The scientists discovered ZNF263 upon analyzing the genomic sequence surrounding the genes in the heparin synthesis pathway and finding a strong binding sequence for ZNF263. They hypothesized that this gene was essential to producing the enzymes and knocked out the gene, inducing a large increase in the production of metabolic pathways that contribute to heparin production.

In the future, the researchers hope to use genetic engineering to produce heparin in mammalian cells.
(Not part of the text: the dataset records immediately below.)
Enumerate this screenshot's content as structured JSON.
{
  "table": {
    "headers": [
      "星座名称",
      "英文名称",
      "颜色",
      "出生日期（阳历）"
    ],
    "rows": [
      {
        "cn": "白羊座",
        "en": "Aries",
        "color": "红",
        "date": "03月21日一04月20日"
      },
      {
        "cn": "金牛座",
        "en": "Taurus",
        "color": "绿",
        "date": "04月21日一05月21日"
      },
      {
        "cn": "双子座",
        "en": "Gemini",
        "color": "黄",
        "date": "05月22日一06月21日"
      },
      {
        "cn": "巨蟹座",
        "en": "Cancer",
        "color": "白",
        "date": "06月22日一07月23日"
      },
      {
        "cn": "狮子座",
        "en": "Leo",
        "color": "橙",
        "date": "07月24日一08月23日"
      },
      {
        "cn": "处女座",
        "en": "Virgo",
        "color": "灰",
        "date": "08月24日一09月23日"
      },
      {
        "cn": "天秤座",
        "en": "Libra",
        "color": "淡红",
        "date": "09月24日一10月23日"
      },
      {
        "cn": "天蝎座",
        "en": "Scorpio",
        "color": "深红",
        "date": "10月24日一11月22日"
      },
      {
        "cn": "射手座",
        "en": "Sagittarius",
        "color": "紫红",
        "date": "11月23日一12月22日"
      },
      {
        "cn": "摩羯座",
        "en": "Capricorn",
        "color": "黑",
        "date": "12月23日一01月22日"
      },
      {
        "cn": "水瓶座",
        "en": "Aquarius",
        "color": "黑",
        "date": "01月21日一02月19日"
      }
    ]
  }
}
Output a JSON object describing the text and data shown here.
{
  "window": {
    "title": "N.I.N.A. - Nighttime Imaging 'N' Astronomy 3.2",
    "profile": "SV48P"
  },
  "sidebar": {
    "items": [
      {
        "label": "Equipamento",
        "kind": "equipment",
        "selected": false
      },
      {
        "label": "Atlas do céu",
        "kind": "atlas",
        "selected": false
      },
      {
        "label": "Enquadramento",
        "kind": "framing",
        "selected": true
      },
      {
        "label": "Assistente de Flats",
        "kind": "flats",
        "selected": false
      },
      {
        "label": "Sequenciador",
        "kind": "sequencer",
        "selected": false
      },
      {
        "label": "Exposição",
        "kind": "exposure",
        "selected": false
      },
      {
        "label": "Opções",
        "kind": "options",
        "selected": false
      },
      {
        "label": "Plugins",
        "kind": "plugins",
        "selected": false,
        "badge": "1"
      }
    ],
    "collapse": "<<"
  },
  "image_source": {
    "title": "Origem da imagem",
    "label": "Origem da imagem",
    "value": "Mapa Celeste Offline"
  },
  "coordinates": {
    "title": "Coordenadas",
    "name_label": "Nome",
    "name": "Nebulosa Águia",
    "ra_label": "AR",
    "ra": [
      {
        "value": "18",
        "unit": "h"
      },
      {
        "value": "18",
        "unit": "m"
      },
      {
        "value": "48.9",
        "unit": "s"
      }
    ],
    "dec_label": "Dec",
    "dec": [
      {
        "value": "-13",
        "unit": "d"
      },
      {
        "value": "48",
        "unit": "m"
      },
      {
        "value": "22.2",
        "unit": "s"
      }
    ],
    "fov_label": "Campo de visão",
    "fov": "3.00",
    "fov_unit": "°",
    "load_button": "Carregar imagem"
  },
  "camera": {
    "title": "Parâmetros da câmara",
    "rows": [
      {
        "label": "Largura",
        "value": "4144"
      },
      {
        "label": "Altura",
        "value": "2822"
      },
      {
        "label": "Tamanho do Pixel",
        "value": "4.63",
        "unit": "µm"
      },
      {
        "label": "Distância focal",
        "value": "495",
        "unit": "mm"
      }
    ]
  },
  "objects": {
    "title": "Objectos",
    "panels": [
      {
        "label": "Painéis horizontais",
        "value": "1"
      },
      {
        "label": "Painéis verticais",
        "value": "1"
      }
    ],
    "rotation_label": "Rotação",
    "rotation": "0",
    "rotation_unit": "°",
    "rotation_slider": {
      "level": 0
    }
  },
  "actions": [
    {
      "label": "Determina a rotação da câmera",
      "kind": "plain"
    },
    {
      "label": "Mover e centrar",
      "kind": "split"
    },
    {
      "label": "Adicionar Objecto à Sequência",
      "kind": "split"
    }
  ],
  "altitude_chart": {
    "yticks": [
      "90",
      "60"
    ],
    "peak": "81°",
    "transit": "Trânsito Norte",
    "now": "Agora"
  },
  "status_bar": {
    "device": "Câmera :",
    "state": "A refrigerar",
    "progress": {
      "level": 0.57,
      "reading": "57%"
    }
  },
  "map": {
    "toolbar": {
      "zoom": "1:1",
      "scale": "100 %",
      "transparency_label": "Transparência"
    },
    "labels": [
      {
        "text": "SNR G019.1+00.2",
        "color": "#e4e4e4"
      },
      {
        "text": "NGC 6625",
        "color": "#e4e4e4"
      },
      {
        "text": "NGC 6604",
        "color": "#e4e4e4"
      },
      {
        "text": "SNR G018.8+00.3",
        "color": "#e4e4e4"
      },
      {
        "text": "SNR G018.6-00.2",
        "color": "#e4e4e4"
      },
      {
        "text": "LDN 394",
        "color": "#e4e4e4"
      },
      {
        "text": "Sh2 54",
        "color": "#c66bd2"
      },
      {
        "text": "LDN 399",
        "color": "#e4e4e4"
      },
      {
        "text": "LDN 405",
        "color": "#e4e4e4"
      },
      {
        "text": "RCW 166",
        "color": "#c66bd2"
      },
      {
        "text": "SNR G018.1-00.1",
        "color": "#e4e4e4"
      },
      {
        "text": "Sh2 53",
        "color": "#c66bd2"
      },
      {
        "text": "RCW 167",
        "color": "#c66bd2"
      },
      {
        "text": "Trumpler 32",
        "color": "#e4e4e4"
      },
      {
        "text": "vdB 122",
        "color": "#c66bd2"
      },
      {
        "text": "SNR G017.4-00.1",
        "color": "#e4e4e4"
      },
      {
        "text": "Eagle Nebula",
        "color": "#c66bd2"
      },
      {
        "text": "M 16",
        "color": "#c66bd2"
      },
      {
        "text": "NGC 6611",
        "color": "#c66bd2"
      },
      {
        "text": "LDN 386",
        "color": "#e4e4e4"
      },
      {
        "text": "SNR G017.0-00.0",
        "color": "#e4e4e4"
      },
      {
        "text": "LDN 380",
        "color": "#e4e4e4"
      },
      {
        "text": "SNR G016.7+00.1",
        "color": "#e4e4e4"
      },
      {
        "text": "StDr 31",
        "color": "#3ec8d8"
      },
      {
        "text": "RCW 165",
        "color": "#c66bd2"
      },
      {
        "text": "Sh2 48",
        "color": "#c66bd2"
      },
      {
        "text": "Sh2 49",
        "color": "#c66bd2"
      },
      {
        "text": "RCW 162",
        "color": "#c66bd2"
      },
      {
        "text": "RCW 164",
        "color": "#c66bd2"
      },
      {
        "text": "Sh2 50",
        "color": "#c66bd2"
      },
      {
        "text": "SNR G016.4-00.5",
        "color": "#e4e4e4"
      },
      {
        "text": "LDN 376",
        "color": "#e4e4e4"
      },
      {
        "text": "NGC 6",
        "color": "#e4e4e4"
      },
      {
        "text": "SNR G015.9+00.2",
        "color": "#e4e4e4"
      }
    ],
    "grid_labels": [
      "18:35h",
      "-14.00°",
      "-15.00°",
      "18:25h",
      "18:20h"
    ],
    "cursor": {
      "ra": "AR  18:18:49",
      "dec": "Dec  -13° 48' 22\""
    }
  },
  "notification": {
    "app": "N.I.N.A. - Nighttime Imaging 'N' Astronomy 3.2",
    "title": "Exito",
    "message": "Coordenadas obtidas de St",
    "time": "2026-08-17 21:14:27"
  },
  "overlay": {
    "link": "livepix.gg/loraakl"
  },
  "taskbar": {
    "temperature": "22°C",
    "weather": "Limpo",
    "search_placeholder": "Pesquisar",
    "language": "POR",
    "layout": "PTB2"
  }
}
They plan to modify the cells to produce sulfating enzymes at an adequate level for mass production of heparin. This technology could be useful for COVID-19 treatment, and potentially for other viruses.

“Recombinant heparin will emerge and replace much pig-produced heparin. It will be useful for future respiratory diseases or viral infections as a potential therapeutic,” says Lewis. In addition, with recent evidence that COVID-19 may persist in the future, he posits that the heparin technology may be useful. “But, I’m hoping that by the time our method is ready, we won’t be needing it for coronavirus anymore.”

Weiss, R. J., et al., “ZNF263 Is a Transcriptional Regulator of Heparin and Heparan Sulfate Biosynthesis,” Proceedings of the National Academy of Sciences, doi: 10.1073/pnas.1920880117 (Apr. 10, 2020).